La Déclaration de Jakarta durcit les conditions de séjour des migrants

La Déclaration de Jakarta durcit les conditions de séjour des migrants

La Déclaration de Jakarta durcit les conditions de séjour des migrants

Mis à jour 21 August 2013, 14:57 AEST

L'Iran a brillé par son absence hier à la Conférence Spéciale sur les Mouvements Illégaux de Personnes. Ce sommet régional sur les demandeurs d'asile a été organisé à Jakarta à l'initiative de l'Australie et de l'Indonésie. 

13 pays ont envoyé leurs représentants. Parmi eux, l'Afghanistan, la Malaysia, le Sri Lanka, la Papouasie Nouvelle-Guinée, la Thaïlande, le Pakistan et la Nouvelle-Zélande.

Mais pas l'Iran, pays dont sont pourtant originaires 37% des boat-people arrivés depuis le début de l'année dans les eaux australiennes. Jusqu'à présent, le gouvernement iranien refusait l'entrée sur le territoire à ses émigrés renvoyés par l'Australie.
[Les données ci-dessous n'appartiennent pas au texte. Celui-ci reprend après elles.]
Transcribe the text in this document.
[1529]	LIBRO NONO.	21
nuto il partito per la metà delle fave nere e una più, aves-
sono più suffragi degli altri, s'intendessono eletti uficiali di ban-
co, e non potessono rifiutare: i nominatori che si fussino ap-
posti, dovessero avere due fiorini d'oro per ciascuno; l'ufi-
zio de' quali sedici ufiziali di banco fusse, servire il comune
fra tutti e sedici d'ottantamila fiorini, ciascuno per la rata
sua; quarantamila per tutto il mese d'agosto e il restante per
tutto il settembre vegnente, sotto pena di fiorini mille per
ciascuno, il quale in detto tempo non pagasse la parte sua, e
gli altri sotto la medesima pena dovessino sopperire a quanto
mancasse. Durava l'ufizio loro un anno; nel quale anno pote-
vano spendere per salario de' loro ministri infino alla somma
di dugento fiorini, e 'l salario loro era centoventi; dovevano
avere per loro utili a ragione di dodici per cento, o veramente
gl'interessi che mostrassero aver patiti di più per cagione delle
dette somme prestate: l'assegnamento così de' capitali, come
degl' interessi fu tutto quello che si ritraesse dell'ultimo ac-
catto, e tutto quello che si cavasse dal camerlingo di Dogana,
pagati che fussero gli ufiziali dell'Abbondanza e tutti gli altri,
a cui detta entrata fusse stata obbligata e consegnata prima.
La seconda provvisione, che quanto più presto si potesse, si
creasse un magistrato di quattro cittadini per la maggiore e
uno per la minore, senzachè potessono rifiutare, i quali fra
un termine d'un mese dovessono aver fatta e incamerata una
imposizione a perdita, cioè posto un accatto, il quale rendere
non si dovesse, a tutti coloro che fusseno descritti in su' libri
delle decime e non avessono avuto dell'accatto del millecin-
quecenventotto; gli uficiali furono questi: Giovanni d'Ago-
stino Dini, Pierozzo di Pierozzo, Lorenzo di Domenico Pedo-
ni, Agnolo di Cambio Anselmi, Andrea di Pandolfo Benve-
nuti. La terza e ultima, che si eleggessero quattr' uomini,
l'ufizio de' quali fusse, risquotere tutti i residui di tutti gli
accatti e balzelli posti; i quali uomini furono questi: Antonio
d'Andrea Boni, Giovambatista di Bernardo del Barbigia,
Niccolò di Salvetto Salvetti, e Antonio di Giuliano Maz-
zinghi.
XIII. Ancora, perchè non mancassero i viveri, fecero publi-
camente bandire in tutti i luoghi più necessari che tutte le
L'Australie a fait pression pour faire changer la position de l'Iran, mais le gouvernement iranien n'a toujours pas pris sa décision. 

Les délégués des 13 pays se sont quittés hier en signant une déclaration commune. Ils s'engagent à rendre le processus d'obtention des visas toujours plus difficile. Ainsi depuis mardi, les ressortissants iraniens ne peuvent plus demander un visa à leur arrivée sur le sol indonésien. La Déclaration de Jakarta « encourage » aussi les pays à renvoyer « de gré ou de force » les migrants dont la demande d'asile a été rejetée

Enfin, les signataires s'engagent à faire du trafic de migrants un délit passible d'extradition. Un tribunal indonésien a en effet récemment refusé d'extrader un trafiquant de migrants en Australie.